CSC has been typically associated with several risk factors that have elevated serum glucocorticoid levels in common. These include psychosocial stress, Type A personality, exogenous steroid treatment, Cushing syndrome, infection, tobacco, alcohol and pregnancy. Androgens may also play a role, and retinal pigment epithelial cells have been found to contain androgen receptors for 5α-reductase, the enzyme responsible for conversion of testosterone to the more potent molecule dihydrotestorsterone.
Recently, a greater awareness of serum testosterone decline with age has led to increased testing for testosterone levels. Combined with new delivery systems and increased consumer marketing, testosterone prescription sales have grown by 25 to 30% annually between 1993 and 2011. Exogenous testosterone is used in men with low testosterone to treat sarcopenia, depression, low libido and cognitive decline.
In this study, the authors reviewed the charts of nine patients who presented with CSCR after beginning exogenous testosterone therapy. They were all men over the age of 43 with a mean age of 51: a decade older than the average CSCR patient.
Six patients were using a gel preparation (Androgel), two were being treated with an underarm formulation (Axiron) and one patient was taking tablet supplements (Testopill). The duration of use prior to presentation ranged from three months to two years with a mean of 14 months. They were followed for an average of 17.3 months (range, 3 to 59 months).

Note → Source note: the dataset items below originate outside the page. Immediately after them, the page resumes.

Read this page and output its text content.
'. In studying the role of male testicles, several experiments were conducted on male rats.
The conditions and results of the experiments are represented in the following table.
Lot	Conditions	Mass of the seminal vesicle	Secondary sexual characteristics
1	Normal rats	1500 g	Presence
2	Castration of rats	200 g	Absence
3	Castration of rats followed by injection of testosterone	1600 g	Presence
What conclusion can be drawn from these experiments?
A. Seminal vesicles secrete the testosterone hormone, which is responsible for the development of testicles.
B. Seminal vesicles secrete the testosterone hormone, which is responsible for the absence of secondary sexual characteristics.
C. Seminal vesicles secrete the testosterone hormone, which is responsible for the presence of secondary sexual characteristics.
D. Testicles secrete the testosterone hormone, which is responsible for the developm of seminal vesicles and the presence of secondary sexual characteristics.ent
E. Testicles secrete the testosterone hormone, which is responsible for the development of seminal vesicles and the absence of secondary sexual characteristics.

All patients showed a significant presence of subretinal fluid typical of CSCR and increased choroidal thickness on spectral-domain OCT. Four patients had bilateral findings. The seven patients who continued testosterone therapy for the duration of follow-up continued to have subretinal fluid. Two patients discontinued treatment upon initial evaluation with resolution of symptoms and subretinal fluid and improved vision to 20/20.
The authors conclude that exogenous testosterone may increase choroidal blood flow and permeability. While this result is not likely in all cases of CSCR, inquiring about testosterone therapy in patients with CSCR is an appropriate consideration and may in some cases lead to adjustment or cessation of therapy.